People who have contracted the disease and whose symptoms have fully resolved two weeks prior, or whose symptoms have fully resolved one week prior and have tested negative for COVID-19, are eligible to contact their local blood donation center. Convalescent plasma therapy has proven effective in past treatment plans for SARS and MERS, both of which are respiratory illnesses caused by coronaviruses.
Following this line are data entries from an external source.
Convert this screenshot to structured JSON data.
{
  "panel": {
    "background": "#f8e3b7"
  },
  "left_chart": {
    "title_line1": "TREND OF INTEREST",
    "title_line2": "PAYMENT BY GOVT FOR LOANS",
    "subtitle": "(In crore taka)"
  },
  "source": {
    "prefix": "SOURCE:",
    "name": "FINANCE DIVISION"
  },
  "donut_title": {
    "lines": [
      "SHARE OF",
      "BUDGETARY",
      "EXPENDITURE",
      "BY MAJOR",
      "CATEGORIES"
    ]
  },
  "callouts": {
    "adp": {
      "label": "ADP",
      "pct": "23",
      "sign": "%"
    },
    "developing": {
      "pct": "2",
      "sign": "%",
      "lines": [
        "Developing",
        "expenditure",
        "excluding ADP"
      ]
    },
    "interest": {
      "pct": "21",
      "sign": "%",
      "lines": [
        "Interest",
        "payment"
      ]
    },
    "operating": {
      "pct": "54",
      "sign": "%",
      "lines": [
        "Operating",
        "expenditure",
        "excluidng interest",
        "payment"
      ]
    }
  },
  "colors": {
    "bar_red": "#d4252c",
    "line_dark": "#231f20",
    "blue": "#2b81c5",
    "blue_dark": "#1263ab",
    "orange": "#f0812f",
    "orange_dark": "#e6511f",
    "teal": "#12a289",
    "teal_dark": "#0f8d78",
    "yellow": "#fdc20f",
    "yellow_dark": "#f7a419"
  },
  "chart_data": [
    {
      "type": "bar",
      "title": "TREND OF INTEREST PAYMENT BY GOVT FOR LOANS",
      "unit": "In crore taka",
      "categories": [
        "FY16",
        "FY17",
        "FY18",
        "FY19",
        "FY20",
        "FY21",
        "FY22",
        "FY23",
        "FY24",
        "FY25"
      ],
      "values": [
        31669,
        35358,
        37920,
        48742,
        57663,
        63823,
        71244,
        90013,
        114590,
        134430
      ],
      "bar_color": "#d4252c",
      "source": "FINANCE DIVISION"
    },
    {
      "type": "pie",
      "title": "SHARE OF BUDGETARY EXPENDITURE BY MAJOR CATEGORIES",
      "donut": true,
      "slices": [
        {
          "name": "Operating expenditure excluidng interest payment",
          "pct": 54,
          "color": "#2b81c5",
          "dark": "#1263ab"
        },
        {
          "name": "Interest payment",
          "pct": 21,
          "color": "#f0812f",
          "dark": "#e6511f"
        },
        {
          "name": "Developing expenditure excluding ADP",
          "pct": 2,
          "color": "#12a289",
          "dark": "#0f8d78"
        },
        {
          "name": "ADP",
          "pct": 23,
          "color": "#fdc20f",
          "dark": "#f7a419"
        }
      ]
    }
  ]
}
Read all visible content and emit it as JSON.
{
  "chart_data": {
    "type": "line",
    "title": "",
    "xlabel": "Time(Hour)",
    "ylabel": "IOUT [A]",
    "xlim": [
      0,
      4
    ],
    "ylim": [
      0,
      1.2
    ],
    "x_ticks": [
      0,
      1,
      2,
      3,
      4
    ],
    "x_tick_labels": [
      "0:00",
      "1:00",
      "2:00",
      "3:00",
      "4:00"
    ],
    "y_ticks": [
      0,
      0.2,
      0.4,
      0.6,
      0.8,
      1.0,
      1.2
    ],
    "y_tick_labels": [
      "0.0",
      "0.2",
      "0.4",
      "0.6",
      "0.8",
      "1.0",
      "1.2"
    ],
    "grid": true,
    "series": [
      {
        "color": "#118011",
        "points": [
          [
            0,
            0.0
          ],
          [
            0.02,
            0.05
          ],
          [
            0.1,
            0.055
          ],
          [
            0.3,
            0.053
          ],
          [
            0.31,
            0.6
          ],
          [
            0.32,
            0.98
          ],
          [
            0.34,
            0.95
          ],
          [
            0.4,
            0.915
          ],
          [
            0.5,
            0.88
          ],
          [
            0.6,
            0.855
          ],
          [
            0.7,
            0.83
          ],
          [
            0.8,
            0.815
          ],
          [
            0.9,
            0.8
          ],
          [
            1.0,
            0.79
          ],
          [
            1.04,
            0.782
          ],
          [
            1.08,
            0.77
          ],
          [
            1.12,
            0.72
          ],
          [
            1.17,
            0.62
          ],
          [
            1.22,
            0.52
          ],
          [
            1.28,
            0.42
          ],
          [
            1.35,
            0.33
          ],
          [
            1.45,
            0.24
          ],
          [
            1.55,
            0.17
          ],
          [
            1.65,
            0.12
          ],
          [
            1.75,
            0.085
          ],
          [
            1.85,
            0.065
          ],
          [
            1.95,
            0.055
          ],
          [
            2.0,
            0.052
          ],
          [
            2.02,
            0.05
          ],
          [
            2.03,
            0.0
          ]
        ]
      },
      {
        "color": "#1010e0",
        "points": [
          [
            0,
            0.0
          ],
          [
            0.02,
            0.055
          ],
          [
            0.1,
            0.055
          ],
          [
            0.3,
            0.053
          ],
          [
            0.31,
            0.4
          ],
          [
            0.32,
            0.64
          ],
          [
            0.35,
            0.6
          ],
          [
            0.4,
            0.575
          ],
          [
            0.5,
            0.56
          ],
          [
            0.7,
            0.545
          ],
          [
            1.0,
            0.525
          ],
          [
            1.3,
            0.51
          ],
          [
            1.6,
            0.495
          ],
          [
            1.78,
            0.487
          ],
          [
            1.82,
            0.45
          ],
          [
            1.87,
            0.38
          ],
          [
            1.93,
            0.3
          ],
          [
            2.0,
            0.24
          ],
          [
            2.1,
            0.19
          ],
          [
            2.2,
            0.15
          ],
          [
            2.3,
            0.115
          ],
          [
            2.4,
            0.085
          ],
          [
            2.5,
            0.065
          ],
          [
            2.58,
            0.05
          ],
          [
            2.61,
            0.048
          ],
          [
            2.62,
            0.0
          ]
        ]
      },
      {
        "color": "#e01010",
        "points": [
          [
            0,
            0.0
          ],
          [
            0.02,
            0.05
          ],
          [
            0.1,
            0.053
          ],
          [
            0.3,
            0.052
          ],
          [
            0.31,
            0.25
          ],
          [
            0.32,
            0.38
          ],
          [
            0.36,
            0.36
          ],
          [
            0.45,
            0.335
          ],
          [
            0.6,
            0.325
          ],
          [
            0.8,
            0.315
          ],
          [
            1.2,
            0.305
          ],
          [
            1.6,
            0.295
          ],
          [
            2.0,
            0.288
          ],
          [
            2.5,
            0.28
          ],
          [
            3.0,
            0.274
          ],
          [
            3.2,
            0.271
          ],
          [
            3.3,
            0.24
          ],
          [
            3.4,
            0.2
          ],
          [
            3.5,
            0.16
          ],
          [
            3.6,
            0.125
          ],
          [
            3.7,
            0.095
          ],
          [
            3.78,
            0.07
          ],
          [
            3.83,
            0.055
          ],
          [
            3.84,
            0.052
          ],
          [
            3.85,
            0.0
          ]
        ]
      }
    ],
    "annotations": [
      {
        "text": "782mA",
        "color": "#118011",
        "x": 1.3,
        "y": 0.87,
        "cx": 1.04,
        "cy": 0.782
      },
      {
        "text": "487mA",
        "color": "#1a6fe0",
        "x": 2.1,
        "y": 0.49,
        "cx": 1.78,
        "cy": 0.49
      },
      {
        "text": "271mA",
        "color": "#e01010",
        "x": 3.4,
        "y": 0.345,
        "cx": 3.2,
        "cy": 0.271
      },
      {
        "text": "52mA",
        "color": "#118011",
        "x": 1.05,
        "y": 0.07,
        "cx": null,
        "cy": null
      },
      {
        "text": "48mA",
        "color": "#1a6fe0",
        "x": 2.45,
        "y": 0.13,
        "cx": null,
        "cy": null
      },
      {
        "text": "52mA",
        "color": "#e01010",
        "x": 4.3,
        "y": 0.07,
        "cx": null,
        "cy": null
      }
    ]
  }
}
“Prior experience with respiratory viruses and limited data that have emerged from China suggest that convalescent plasma has the potential to lessen the severity or shorten the length of illness caused by COVID-19,” the FDA said, in a statement released on April 16. “It is important that we evaluate this potential therapy in the context of clinical trials, through expanded access, as well as facilitate emergency access for individual patients, as appropriate.”

Although the virus has spread across the nation, the 187,000 individuals in the U.S., as of May 4, who have recovered from the virus can provide immediate hope to current patients through blood plasma transplants as researchers push on in vaccine testing and development.

“We’re living in this time where many of us feel helpless at knowing how to help with this crisis, and for people that have recovered from an infection of the coronavirus, this is something that they could potentially do that would potentially save people’s lives,” Dr. Kate Schafer, upper school biology teacher, said. “Up to three people could get a transfusion of the plasma for each patient that gave a donation. It gives us some immediate hope that there might be some things that we could be doing in the near future because we know that the ultimate development of a vaccine is far off.”